Я погружаюсь в ледяную воду. Все тело покрывается мурашками, зубы стучат; вода смешивается с кровью Софии. Стараясь не думать об этом, я поливаю волосы и начинаю мыться, но тут понимаю, что все гораздо хуже, чем я думала. Лаксанцы не принесли мыло. Мои мучения были напрасны.
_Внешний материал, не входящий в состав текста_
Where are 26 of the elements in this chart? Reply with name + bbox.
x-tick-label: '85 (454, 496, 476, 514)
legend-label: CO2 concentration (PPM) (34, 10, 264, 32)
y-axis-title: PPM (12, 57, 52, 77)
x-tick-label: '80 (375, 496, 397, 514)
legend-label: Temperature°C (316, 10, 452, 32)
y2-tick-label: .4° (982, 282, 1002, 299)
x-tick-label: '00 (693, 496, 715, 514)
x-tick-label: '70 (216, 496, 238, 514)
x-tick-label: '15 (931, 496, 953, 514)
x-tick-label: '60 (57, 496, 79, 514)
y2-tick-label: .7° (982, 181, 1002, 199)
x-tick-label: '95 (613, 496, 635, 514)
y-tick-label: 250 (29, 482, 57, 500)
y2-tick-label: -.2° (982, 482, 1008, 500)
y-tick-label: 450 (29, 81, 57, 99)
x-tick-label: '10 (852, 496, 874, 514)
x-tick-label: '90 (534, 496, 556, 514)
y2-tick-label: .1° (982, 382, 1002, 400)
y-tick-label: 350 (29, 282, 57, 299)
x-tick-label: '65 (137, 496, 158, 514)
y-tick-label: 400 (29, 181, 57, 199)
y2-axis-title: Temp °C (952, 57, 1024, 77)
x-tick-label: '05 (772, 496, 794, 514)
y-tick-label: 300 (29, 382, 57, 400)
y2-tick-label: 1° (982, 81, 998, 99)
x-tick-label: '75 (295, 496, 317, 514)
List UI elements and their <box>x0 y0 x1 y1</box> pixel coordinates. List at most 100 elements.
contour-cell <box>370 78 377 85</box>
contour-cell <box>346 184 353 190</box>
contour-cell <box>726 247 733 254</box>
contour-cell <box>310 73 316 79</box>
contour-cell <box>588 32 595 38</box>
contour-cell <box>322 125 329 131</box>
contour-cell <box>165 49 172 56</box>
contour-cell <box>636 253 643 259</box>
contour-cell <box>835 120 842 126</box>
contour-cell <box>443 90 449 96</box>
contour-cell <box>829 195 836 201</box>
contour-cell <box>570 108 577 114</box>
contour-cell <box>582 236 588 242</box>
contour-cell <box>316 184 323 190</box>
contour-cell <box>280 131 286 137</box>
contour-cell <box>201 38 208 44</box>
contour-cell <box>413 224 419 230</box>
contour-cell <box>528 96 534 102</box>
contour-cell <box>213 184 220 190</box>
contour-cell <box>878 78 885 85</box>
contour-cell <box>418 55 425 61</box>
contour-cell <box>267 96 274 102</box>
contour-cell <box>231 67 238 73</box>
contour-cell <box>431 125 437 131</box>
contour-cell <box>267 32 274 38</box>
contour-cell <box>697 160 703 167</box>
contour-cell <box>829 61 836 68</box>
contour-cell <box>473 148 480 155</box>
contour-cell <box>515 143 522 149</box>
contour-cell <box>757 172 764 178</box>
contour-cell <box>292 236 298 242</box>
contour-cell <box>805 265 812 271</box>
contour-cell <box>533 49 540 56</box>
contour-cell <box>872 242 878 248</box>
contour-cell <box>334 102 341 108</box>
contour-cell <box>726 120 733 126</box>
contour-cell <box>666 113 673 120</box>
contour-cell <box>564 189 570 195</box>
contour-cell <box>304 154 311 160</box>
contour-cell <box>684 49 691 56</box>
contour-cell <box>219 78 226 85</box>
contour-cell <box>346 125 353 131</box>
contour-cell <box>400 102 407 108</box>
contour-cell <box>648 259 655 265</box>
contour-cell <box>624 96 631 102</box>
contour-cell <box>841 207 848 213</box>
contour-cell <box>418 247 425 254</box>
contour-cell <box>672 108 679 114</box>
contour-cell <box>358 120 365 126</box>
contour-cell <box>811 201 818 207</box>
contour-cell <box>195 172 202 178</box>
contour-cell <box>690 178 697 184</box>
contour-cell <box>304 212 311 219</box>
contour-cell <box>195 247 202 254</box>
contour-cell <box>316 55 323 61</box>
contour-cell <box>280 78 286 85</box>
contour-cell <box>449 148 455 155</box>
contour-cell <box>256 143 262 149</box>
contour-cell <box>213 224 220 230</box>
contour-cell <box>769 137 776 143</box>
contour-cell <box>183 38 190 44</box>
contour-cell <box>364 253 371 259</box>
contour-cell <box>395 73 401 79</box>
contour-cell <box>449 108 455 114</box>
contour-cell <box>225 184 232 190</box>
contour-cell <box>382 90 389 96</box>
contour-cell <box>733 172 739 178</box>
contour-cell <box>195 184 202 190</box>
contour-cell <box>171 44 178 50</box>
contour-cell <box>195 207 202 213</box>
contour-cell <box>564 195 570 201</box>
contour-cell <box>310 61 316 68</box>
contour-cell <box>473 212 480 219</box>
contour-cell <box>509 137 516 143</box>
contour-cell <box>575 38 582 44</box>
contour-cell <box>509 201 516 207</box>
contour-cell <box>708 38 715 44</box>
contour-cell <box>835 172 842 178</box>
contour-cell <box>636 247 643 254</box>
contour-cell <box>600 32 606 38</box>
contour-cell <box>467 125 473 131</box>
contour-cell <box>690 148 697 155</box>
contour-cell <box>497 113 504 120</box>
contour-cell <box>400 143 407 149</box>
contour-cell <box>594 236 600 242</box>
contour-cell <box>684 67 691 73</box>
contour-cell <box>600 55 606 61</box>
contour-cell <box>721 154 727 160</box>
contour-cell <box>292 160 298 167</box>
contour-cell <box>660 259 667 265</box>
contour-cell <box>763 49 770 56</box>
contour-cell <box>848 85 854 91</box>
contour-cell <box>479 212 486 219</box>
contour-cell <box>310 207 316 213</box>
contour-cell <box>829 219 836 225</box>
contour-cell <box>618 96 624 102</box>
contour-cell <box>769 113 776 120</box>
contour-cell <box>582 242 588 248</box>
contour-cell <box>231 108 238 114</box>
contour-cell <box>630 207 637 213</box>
Вылезая из ванны, я оглядываюсь в поисках полотенца, но о нем они тоже забыли. Мне не в чем спать, поэтому я беру лаксанские одежды и надеваю на себя все сразу, пока не становлюсь похожа на слоеный пирожок.
Шторы колышутся от прохладного ветра. Я закрываю балкон, но никак не могу согреться. Из-за большой высоты ночью здесь всегда холодно, даже если днем можно задохнуться от жары.
Нахмурившись, я забираюсь в кровать и натягиваю одеяло под самый подбородок. В животе урчит. В последний раз я ела восемь часов назад. Небольшую тарелку киноа. Я прячусь под одеялом, закрываясь от чуждого мне мира. В памяти всплывает лицо Софии. Последний отчаянный вдох. Горячая кровь из раны в груди. Я всхлипываю и даю волю слезам, зарываясь лицом в подушку.
Первая ночь на вражеской территории.